Admittedly, I’m one of those people who would rather encounter 100 people whose good taste is accounted for, and who respect the work, than know one million people with less than average taste who “like” the work. Any majority isn’t always wrong, indeed. But the majority is not always right. In the age of #branding, this is especially true, and even in spite of the art world’s historic and continuous struggle between creating as a duty for its own sake, and creating for an audience, which may or may not be mutually exclusive endeavors.
All this is to say, after glossing over the supposedly empowering Taylor Swift speech from last night’s Grammys, of which she won Album of The Year, and became the first woman to do so twice, I found the speech decent, albeit coming from the “wrong” person. In summary, the speech (which was indirectly aimed at West), was for “young girls” to focus on the work, and not let people sidetrack them, and not let it get it to them when people take “credit” for their accomplishments. Bravado. I will even put aside my dislike for the Grammys, although full disclosure: I didn’t watch. I just saw the results and read about the highlights and lowlights.
But coming from Swift, the speech loses its inherent power here because the speaker matters – the speaker always matters. And Swift, who is seemingly unaware, and has proved time and again how unaware she is (See: response to Nicki Minaj in the VMA nominations last year), fails to comprehend how the politics and intersections of her identity are aligned with her ability to succeed. Some might even say she is a classic example of white mediocrity, that the Kanye’s and even the Beyoncé’s of the world cannot epitomize, for all their acclamation, and if we’re referring to artists of similar popularity and societal power. (If you have a desire to bring up Adele right now as a defense, don’t bother. Adele’s talent is undeniable.)

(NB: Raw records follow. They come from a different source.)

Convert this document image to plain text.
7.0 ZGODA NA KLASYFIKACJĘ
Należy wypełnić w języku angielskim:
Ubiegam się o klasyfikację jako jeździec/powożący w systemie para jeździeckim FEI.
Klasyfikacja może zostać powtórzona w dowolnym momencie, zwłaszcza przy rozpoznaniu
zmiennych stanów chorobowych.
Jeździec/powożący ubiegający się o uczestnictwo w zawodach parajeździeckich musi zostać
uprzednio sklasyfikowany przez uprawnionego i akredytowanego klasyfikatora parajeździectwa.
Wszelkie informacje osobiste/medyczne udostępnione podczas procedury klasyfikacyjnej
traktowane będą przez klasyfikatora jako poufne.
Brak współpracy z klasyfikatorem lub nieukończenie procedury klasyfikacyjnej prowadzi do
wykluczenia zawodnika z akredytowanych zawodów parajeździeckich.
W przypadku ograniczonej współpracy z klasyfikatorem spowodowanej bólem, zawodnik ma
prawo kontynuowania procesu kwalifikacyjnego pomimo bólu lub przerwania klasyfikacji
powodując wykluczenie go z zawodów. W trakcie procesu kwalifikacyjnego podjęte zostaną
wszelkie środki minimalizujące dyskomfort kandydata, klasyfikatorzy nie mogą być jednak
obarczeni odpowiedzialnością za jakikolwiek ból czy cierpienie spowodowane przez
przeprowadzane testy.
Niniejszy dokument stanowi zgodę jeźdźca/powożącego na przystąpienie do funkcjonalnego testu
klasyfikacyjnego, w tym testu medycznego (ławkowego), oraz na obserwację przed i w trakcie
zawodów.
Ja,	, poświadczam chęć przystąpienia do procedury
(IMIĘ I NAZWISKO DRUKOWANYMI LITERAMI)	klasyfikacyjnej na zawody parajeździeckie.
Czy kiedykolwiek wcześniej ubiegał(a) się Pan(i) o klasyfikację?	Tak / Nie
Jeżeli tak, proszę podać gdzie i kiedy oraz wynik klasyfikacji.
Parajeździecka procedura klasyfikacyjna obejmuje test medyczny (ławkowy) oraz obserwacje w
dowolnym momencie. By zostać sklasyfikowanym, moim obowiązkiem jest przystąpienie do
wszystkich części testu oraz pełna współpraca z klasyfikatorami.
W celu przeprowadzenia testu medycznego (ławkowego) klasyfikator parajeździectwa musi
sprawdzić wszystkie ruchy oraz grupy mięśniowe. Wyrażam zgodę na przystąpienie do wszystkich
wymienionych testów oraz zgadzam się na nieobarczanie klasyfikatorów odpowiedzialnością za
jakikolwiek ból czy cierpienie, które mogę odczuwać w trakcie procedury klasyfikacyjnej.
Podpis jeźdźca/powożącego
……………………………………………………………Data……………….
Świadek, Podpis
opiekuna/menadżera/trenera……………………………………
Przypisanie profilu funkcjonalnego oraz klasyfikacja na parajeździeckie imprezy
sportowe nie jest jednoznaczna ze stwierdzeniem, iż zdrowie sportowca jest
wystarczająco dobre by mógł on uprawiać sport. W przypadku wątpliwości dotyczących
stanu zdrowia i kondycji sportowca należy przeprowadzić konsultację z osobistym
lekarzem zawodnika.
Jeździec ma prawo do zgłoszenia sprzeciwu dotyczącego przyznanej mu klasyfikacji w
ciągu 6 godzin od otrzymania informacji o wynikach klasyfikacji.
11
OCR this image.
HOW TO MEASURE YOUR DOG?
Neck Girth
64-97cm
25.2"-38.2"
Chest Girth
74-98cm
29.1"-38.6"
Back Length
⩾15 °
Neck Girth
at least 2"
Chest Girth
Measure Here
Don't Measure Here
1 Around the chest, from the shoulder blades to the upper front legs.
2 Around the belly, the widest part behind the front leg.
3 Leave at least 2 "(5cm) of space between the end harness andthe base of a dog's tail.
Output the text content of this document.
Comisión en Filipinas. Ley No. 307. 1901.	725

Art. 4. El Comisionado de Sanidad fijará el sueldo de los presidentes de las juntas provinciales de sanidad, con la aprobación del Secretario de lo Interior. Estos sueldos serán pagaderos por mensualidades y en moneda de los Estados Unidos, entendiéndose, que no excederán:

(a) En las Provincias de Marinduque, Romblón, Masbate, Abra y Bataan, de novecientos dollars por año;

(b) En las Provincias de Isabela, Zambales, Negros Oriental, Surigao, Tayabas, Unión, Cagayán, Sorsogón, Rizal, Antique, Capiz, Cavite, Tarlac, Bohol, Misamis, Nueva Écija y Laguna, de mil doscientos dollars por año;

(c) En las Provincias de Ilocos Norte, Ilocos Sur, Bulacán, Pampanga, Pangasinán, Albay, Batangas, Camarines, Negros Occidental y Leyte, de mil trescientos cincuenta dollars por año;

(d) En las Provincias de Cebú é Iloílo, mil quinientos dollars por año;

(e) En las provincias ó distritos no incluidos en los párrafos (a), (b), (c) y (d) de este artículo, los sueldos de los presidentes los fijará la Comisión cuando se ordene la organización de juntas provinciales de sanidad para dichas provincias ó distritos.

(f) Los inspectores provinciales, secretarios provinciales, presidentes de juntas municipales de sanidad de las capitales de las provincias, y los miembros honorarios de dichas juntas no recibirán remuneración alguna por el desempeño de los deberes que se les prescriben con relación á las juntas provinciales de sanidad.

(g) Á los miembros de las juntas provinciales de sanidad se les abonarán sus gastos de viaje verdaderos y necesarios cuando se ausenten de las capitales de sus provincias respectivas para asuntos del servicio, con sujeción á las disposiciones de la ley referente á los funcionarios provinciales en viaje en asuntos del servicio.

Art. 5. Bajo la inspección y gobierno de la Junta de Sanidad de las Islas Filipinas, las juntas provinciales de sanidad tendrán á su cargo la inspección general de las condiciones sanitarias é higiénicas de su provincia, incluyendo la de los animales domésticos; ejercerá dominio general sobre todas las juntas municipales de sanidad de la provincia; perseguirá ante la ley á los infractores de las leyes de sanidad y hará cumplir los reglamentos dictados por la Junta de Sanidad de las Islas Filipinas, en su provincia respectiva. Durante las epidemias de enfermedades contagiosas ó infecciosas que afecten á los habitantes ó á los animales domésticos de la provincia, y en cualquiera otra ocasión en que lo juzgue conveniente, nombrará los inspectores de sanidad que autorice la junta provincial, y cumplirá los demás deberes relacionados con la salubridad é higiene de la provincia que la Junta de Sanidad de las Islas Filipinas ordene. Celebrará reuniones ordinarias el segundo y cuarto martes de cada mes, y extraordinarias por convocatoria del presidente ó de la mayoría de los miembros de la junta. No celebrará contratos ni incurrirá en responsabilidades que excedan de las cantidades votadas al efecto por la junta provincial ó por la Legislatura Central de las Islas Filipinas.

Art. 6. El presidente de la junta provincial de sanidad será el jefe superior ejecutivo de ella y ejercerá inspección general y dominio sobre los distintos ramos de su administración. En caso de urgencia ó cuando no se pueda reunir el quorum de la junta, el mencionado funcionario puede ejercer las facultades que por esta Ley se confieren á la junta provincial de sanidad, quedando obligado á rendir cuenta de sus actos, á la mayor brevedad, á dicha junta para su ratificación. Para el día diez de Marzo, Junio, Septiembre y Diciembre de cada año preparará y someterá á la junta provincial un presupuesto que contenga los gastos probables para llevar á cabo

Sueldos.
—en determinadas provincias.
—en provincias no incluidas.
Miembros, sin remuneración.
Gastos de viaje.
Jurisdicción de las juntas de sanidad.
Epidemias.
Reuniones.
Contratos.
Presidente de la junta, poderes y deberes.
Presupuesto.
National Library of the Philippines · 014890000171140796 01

West, for all his personal and professional faux pas, is really good at what he does. It’s difficult at present, to say anything more than that, as his entire public figure persona leaves much to be desired, save for the possibility of a real mental health struggle. But strip Kanye West of every last good compliment, and his talent still remains.
Taylor Swift however, creates subpar music for the unconscientious masses, and she is rewarded for it. Yes, I too, find some of her songs “catchy,” but the songs she makes are meant for “hearing,” not “listening.” There is a difference. What Swift doesn’t create is music that has any depth, or produces interesting conversations, or “raises the consciousness of the people.” Again, she’s not the only one. But I sure wish she, and other people like her, would find other ways to be lucrative, than to participate in the desecration of her art form, and the arts entirely. Wishes and horses, I know.
Still, to quote the recently late Alan Rickman, “Talent is an accident of genes, and a responsibility.” Something that perhaps both Swift and West might benefit from pondering, albeit for different reasons. Because creators know or ought to know that art, despite its challenges of perception and value, serves a unique function of the ability to locate and express the pains and pleasures of being alive, which no other entity can replicate.
When creating successfully, you make numerous sacrifices for the work’s purpose – to give life, and to serve. But it is always primarily about the work. Or you may create poorly and live with the fact that your creation is destructive – a distraction and a disservice. The irony of art of course, is that “successfully” and “poorly” don’t always mean what we think it means.